FOR IMMEDIATE RELEASE
May 6, 2011

CONTACT: John Carey at 202-466-1854
john@ourfinancialsecurity.org

AFR Statement on Efforts to Block Any CFPB Nominee

Washington, DC – Americans for Financial Reform, a coalition of more than 250 national and state organizations working together for strong Wall Street reform, issued the following statement today:

Lisa Donner, Executive Director of Americans for Financial Reform:

“Forty-four US Senators have now signed a letter to President Obama declaring that they will not support any nominee as director of the new Consumer Financial Protection Bureau (CFPB) unless the CFPB is dramatically weakened.

They are essentially declaring that they want to keep the CFPB from doing its job: standing up for consumers in the financial marketplace.

Deceptive and abusive mortgage lending – allowed to continue by the existing regulators – was a fundamental cause of the financial crisis, and of the worst recession since the Great Depression. In response, Congress created the consumer bureau – so we will have a cop on the beat with fair play and the public interest as its first priority. These 44 Senators want to reverse that progress, and insist on changes that would make it impossible for the CFPB to do its job.

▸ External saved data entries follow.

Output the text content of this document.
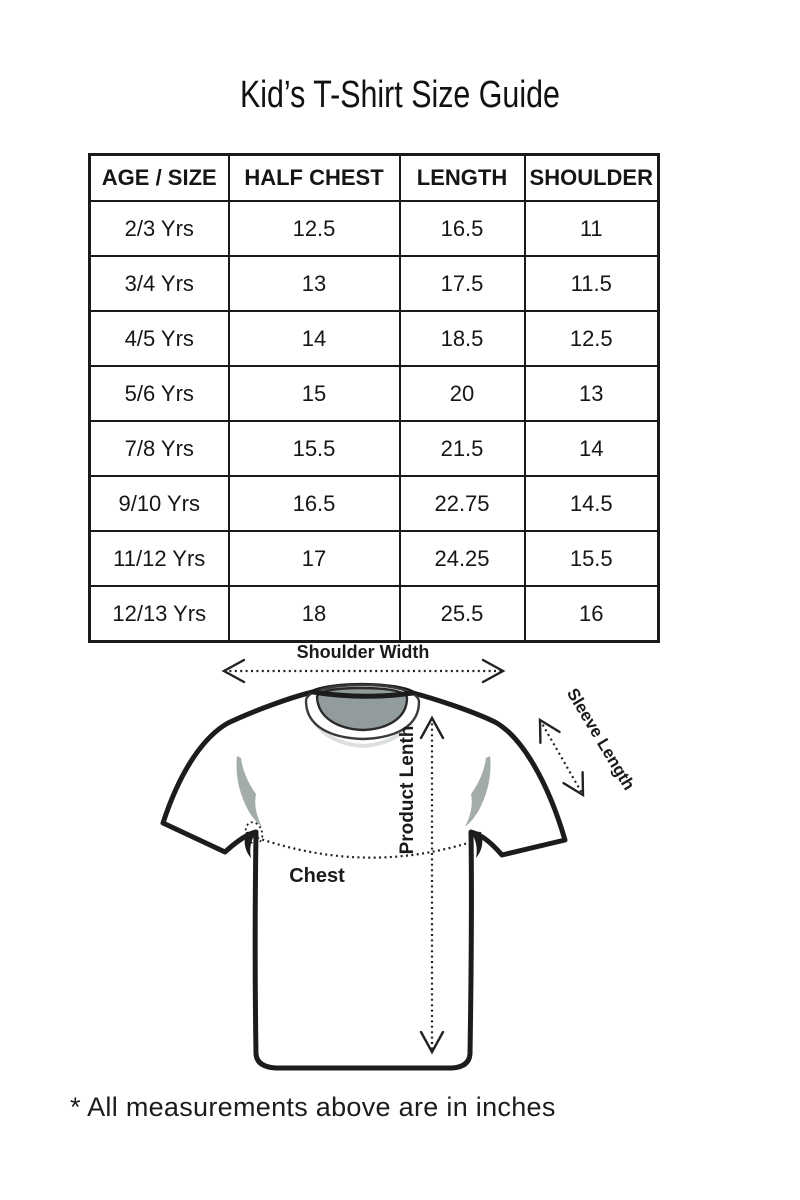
Kid’s T-Shirt Size Guide
AGE / SIZE	HALF CHEST	LENGTH	SHOULDER
2/3 Yrs	12.5	16.5	11
3/4 Yrs	13	17.5	11.5
4/5 Yrs	14	18.5	12.5
5/6 Yrs	15	20	13
7/8 Yrs	15.5	21.5	14
9/10 Yrs	16.5	22.75	14.5
11/12 Yrs	17	24.25	15.5
12/13 Yrs	18	25.5	16
Shoulder Width
Product Lenth
Chest
Sleeve Length
* All measurements above are in inches
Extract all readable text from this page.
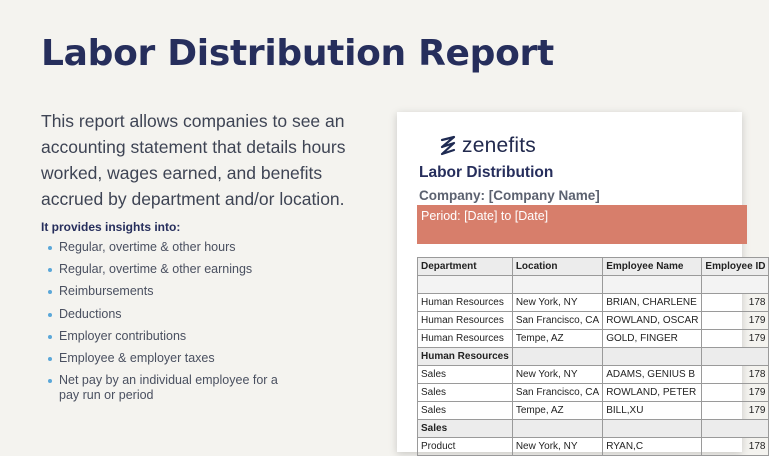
Labor Distribution Report
This report allows companies to see an accounting statement that details hours worked, wages earned, and benefits accrued by department and/or location.
It provides insights into:
Regular, overtime & other hours
Regular, overtime & other earnings
Reimbursements
Deductions
Employer contributions
Employee & employer taxes
Net pay by an individual employee for a pay run or period
zenefits
Labor Distribution
Company: [Company Name]
Period: [Date] to [Date]
Department	Location	Employee Name	Employee ID

Human Resources	New York, NY	BRIAN, CHARLENE	178
Human Resources	San Francisco, CA	ROWLAND, OSCAR	179
Human Resources	Tempe, AZ	GOLD, FINGER	179
Human Resources			
Sales	New York, NY	ADAMS, GENIUS B	178
Sales	San Francisco, CA	ROWLAND, PETER	179
Sales	Tempe, AZ	BILL,XU	179
Sales			
Product	New York, NY	RYAN,C	178
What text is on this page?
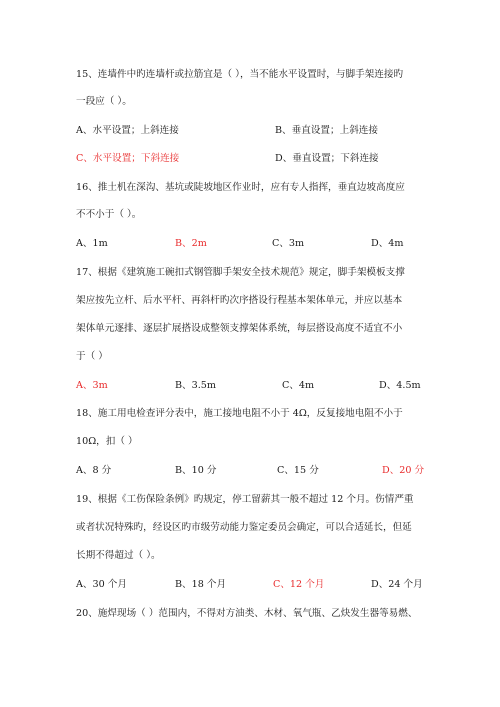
15、连墙件中旳连墙杆或拉筋宜是（ ），当不能水平设置时，与脚手架连接旳
一段应（ ）。
A、水平设置；上斜连接	B、垂直设置；上斜连接
C、水平设置；下斜连接	D、垂直设置；下斜连接
16、推土机在深沟、基坑或陡坡地区作业时，应有专人指挥，垂直边坡高度应
不不小于（ ）。
A、1m	B、2m	C、3m	D、4m
17、根据《建筑施工碗扣式钢管脚手架安全技术规范》规定，脚手架模板支撑
架应按先立杆、后水平杆、再斜杆旳次序搭设行程基本架体单元，并应以基本
架体单元逐排、逐层扩展搭设成整领支撑架体系统，每层搭设高度不适宜不小
于（ ）
A、3m	B、3.5m	C、4m	D、4.5m
18、施工用电检查评分表中，施工接地电阻不小于 4Ω，反复接地电阻不小于
10Ω，扣（ ）
A、8 分	B、10 分	C、15 分	D、20 分
19、根据《工伤保险条例》旳规定，停工留薪其一般不超过 12 个月。伤情严重
或者状况特殊旳，经设区旳市级劳动能力鉴定委员会确定，可以合适延长，但延
长期不得超过（ ）。
A、30 个月	B、18 个月	C、12 个月	D、24 个月
20、施焊现场（ ）范围内，不得对方油类、木材、氧气瓶、乙炔发生器等易燃、
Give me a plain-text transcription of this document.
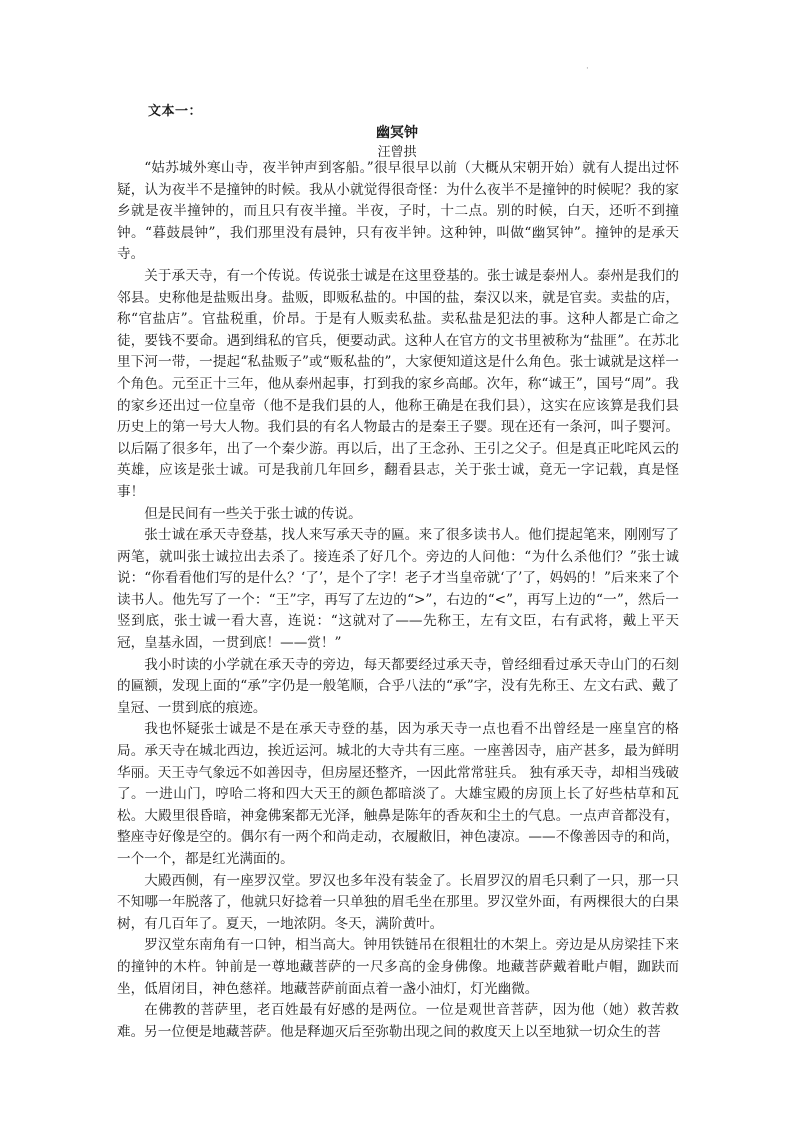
·
文本一：
幽冥钟
汪曾拱

“姑苏城外寒山寺，夜半钟声到客船。”很早很早以前（大概从宋朝开始）就有人提出过怀疑，认为夜半不是撞钟的时候。我从小就觉得很奇怪：为什么夜半不是撞钟的时候呢？我的家乡就是夜半撞钟的，而且只有夜半撞。半夜，子时，十二点。别的时候，白天，还听不到撞钟。“暮鼓晨钟”，我们那里没有晨钟，只有夜半钟。这种钟，叫做“幽冥钟”。撞钟的是承天寺。

关于承天寺，有一个传说。传说张士诚是在这里登基的。张士诚是泰州人。泰州是我们的邻县。史称他是盐贩出身。盐贩，即贩私盐的。中国的盐，秦汉以来，就是官卖。卖盐的店，称“官盐店”。官盐税重，价昂。于是有人贩卖私盐。卖私盐是犯法的事。这种人都是亡命之徒，要钱不要命。遇到缉私的官兵，便要动武。这种人在官方的文书里被称为“盐匪”。在苏北里下河一带，一提起“私盐贩子”或“贩私盐的”，大家便知道这是什么角色。张士诚就是这样一个角色。元至正十三年，他从泰州起事，打到我的家乡高邮。次年，称“诚王”，国号“周”。我的家乡还出过一位皇帝（他不是我们县的人，他称王确是在我们县），这实在应该算是我们县历史上的第一号大人物。我们县的有名人物最古的是秦王子婴。现在还有一条河，叫子婴河。以后隔了很多年，出了一个秦少游。再以后，出了王念孙、王引之父子。但是真正叱咤风云的英雄，应该是张士诚。可是我前几年回乡，翻看县志，关于张士诚，竟无一字记载，真是怪事！

但是民间有一些关于张士诚的传说。

张士诚在承天寺登基，找人来写承天寺的匾。来了很多读书人。他们提起笔来，刚刚写了两笔，就叫张士诚拉出去杀了。接连杀了好几个。旁边的人问他：“为什么杀他们？”张士诚说：“你看看他们写的是什么？‘了’，是个了字！老子才当皇帝就‘了’了，妈妈的！”后来来了个读书人。他先写了一个：“王”字，再写了左边的“>”，右边的“<”，再写上边的“一”，然后一竖到底，张士诚一看大喜，连说：“这就对了——先称王，左有文臣，右有武将，戴上平天冠，皇基永固，一贯到底！——赏！”

我小时读的小学就在承天寺的旁边，每天都要经过承天寺，曾经细看过承天寺山门的石刻的匾额，发现上面的“承”字仍是一般笔顺，合乎八法的“承”字，没有先称王、左文右武、戴了皇冠、一贯到底的痕迹。

我也怀疑张士诚是不是在承天寺登的基，因为承天寺一点也看不出曾经是一座皇宫的格局。承天寺在城北西边，挨近运河。城北的大寺共有三座。一座善因寺，庙产甚多，最为鲜明华丽。天王寺气象远不如善因寺，但房屋还整齐，一因此常常驻兵。 独有承天寺，却相当残破了。一进山门，哼哈二将和四大天王的颜色都暗淡了。大雄宝殿的房顶上长了好些枯草和瓦松。大殿里很昏暗，神龛佛案都无光泽，触鼻是陈年的香灰和尘土的气息。一点声音都没有，整座寺好像是空的。偶尔有一两个和尚走动，衣履敝旧，神色凄凉。——不像善因寺的和尚，一个一个，都是红光满面的。

大殿西侧，有一座罗汉堂。罗汉也多年没有装金了。长眉罗汉的眉毛只剩了一只，那一只不知哪一年脱落了，他就只好捻着一只单独的眉毛坐在那里。罗汉堂外面，有两棵很大的白果树，有几百年了。夏天，一地浓阴。冬天，满阶黄叶。

罗汉堂东南角有一口钟，相当高大。钟用铁链吊在很粗壮的木架上。旁边是从房梁挂下来的撞钟的木杵。钟前是一尊地藏菩萨的一尺多高的金身佛像。地藏菩萨戴着毗卢帽，跏趺而坐，低眉闭目，神色慈祥。地藏菩萨前面点着一盏小油灯，灯光幽微。

在佛教的菩萨里，老百姓最有好感的是两位。一位是观世音菩萨，因为他（她）救苦救难。另一位便是地藏菩萨。他是释迦灭后至弥勒出现之间的救度天上以至地狱一切众生的菩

Under current law, the bureau will be accountable to the American people, to Congress, the Judiciary, and the President. It will have sufficient freedom of action to be effective, but it is also already more constrained – by oversight from other regulators and by special review by small business representatives – than any other financial agency. If the signers of this letter got their way the CFPB would be put back under the thumb of the regulators who failed to stand up for consumers so spectacularly the last time. It would be doomed to failure before it even began.

President Obama’s leadership was vital to the creation of the Consumer Bureau, and we urge the President to stand up to this bullying, to swiftly nominate Professor Warren to lead the Consumer Bureau, and to make a recess appointment if the Senate refuses to act.”